Fig. 4: Comparison of conductance across different simulation setups.

a Conductance derived from simulations of the pore domain and the voltage-sensor domain (VSD) of the CNGA1 channel with K⁺ (blue) and Na⁺ (red) under various transmembrane voltages. b Conductance derived from simulations of the whole CNGA1 channel with K⁺ under –100 mV and +100 mV. c Conductance derived from simulations of pore domain only of the CNGA1 channel with K⁺ (blue) and Na⁺ (red, pink) under different transmembrane voltages. “D. R.” represents simulations with distance restraints on gate residues F389, based on distances of the open state in the cryo-EM structures²⁷. Open circle represents the simulated conductance from each 100 ns segment, while the closed circle shows the averaged value from all data points. Conductance from experimental single-channel recordings for K⁺ (blue, 20.0 ± 1.3 pS, +100 mV) and Na⁺ (red, 36.0 ± 1.7 pS, +100 mV) from a previous study¹⁰ are shown as dashed lines, with error margins represented by shaded areas.
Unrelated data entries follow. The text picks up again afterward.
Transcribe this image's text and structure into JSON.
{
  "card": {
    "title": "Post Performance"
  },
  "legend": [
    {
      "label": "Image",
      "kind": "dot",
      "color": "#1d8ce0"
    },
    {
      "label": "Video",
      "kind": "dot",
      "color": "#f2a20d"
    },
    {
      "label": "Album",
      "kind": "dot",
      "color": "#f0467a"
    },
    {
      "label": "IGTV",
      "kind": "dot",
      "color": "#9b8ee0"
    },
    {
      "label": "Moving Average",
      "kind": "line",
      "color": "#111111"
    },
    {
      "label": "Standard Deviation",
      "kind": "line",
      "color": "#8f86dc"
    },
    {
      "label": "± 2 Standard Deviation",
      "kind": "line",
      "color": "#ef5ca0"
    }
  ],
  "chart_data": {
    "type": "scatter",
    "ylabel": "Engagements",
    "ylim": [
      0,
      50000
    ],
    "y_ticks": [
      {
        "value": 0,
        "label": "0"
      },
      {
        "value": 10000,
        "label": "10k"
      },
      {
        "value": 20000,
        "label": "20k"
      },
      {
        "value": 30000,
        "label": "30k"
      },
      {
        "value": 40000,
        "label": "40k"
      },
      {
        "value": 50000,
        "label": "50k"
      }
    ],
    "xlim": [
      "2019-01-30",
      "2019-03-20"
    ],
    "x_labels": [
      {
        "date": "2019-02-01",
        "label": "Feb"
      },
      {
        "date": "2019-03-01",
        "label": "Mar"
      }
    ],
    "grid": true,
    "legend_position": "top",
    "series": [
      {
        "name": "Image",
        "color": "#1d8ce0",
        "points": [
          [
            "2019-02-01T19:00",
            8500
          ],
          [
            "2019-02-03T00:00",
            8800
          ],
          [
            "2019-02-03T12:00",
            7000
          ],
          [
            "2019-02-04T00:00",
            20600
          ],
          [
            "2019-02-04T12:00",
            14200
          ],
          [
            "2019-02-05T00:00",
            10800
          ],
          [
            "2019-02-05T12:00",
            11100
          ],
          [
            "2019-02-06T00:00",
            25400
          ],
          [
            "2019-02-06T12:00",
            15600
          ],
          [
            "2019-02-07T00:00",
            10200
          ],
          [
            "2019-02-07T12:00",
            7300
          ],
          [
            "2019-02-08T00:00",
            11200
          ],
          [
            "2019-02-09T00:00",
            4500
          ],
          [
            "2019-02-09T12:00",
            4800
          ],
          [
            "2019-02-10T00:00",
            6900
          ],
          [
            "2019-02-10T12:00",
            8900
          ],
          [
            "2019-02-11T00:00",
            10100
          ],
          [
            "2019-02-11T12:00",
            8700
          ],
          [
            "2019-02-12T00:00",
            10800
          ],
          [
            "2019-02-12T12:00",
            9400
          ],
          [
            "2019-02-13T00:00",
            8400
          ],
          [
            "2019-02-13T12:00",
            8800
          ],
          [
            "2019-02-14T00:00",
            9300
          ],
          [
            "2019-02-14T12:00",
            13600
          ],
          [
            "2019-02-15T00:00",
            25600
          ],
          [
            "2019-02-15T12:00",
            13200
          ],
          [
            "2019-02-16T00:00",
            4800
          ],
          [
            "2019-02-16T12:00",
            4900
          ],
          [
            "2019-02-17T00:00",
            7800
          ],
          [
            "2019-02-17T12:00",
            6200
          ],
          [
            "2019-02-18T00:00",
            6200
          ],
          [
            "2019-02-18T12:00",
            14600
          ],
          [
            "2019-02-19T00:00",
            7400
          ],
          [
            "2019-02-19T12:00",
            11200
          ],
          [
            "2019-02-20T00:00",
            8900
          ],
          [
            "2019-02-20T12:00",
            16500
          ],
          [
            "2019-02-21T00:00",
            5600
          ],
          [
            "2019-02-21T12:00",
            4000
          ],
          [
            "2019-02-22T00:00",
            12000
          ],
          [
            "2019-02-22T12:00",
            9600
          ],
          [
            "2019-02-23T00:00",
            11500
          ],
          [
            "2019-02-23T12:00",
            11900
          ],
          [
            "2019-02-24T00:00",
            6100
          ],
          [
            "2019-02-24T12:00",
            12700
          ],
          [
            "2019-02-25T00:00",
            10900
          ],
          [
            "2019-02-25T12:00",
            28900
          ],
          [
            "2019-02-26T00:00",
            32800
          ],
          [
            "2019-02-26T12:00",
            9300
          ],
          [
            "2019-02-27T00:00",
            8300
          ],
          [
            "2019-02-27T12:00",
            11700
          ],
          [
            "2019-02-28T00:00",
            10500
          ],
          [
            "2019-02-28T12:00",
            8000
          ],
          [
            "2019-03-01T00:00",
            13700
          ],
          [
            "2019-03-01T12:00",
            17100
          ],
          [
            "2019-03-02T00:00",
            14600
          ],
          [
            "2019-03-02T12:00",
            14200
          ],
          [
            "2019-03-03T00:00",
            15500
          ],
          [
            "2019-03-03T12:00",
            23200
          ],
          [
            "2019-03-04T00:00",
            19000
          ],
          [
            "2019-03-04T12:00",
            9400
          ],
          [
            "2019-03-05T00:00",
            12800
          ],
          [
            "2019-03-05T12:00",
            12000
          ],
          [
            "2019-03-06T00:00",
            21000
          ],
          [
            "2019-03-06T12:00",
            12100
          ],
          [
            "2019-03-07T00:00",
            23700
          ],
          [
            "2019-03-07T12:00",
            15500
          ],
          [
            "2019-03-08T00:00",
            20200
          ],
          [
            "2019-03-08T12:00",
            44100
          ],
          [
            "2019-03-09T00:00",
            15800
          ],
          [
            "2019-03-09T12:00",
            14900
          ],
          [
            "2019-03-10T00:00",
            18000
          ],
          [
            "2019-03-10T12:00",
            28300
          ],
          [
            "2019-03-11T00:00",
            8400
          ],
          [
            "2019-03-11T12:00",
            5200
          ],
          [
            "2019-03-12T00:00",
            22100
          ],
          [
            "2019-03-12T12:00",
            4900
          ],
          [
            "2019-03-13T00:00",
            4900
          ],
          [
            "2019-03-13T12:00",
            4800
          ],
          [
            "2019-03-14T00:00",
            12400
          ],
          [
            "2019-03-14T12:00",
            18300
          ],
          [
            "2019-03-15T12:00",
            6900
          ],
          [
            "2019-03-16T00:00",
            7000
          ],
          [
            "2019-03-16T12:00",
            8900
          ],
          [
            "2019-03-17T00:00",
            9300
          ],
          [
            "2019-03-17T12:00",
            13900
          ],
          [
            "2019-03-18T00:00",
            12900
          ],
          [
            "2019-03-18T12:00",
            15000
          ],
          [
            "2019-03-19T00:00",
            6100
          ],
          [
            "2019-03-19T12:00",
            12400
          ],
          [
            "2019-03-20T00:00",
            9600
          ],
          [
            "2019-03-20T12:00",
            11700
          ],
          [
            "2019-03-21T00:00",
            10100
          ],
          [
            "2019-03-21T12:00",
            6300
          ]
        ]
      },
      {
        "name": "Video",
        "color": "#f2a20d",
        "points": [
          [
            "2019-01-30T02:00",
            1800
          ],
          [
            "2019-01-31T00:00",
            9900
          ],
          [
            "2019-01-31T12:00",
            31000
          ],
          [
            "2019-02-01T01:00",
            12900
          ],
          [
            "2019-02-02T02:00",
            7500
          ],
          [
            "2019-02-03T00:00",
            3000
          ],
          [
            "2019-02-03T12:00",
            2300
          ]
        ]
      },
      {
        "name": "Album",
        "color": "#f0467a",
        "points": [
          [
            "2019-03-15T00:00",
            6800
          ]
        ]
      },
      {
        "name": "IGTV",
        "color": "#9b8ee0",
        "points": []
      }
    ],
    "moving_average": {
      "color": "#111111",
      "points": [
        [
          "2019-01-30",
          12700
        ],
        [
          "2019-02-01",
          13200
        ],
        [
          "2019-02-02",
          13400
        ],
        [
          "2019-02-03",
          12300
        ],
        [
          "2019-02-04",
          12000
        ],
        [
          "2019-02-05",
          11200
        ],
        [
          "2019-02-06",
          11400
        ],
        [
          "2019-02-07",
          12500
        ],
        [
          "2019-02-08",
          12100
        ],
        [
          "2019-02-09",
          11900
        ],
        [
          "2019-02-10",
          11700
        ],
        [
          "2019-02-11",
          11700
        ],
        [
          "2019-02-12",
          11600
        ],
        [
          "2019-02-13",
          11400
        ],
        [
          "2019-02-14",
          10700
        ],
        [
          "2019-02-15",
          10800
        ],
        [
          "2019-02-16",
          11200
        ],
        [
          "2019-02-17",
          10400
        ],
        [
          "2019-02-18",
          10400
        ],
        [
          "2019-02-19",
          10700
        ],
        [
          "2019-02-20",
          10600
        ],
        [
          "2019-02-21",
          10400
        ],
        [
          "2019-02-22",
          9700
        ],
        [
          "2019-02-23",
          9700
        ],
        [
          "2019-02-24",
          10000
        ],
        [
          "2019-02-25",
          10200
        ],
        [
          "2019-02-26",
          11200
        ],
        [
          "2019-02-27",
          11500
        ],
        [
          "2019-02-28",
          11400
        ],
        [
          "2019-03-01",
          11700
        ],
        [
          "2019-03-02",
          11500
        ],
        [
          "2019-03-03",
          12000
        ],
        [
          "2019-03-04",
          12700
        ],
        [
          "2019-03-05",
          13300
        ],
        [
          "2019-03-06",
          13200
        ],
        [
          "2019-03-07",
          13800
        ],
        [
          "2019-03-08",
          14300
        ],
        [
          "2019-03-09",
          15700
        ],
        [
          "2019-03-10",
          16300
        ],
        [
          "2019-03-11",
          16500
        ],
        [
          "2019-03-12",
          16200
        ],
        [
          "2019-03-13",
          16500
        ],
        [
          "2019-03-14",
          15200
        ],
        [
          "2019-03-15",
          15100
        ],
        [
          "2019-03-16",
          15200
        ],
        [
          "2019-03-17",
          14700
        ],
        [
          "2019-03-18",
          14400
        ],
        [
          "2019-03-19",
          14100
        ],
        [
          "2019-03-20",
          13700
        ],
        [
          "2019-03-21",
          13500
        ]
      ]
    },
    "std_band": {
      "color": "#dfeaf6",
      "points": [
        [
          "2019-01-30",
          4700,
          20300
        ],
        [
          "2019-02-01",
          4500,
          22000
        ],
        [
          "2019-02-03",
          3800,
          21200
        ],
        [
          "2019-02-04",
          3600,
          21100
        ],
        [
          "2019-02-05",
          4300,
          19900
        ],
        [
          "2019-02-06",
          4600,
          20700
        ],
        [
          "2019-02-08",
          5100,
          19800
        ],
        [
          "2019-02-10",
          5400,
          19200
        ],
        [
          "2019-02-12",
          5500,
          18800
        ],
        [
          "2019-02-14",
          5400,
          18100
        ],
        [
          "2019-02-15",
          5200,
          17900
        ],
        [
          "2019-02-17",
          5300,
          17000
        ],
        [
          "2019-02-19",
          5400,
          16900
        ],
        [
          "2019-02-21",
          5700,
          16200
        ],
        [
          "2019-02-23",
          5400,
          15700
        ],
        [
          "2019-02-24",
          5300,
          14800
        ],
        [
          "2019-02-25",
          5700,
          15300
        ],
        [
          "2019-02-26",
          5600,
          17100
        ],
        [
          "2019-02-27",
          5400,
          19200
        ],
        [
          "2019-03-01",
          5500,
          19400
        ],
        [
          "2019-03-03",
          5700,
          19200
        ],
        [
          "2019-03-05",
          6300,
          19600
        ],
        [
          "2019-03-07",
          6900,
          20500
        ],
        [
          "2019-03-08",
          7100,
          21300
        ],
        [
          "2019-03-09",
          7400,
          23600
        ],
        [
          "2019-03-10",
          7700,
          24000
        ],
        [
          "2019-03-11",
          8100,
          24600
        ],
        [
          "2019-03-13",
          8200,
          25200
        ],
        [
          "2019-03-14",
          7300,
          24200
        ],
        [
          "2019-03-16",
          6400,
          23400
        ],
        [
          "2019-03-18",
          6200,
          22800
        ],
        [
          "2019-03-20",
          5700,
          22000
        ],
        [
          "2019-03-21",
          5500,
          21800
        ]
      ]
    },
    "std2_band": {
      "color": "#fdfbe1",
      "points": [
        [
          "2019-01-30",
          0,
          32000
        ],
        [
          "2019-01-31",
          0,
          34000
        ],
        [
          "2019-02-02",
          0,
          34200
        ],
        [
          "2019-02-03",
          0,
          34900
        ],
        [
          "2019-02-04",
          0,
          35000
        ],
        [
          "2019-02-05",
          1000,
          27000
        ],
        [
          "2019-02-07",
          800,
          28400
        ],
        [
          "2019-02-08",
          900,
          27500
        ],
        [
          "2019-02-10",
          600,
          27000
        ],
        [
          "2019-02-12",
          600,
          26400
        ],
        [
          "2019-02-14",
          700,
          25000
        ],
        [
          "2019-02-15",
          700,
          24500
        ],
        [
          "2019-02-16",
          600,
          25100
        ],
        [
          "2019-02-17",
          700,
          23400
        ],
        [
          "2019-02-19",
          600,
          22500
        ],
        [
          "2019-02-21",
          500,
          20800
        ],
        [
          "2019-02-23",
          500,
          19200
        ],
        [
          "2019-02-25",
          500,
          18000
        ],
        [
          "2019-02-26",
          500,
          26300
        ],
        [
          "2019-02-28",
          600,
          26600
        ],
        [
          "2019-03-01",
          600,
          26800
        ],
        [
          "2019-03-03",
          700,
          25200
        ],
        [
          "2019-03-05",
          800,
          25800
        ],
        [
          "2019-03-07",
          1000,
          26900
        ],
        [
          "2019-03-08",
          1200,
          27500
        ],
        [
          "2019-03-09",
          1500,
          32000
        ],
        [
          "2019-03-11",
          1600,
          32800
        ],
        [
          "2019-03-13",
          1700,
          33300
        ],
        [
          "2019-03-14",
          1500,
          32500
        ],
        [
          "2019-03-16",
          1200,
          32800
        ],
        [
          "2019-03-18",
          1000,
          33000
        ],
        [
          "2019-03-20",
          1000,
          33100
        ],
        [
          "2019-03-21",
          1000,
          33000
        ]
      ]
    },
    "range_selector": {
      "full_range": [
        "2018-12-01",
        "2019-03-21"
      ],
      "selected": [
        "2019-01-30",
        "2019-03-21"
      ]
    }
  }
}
A statistical t test was performed from 45 segments for each simulation setup (each 1 µs trajectory was divided into 10 segments and the first 100 ns segment was considered as equilibration phases and discarded), and p values were calculated to assess the significance of the difference between the simulated K⁺ and Na⁺ conductance in the pore+VSD construct. Sample size for each simulation setup: 45. [The exact p values: -200 mV: 0.0103; -100 mV: 0.0006; +100 mV: 0.0001; +200 mV: 0.8919. Not significant (ns): p > 0.05; significant (*): p ≤ 0.05; very significant (**): p ≤ 0.01; highly significant (***): p ≤ 0.001]. The simulated current-voltage relationships of the pore domain alone and pore+VSD constructs are shown in Supplementary Fig. S4.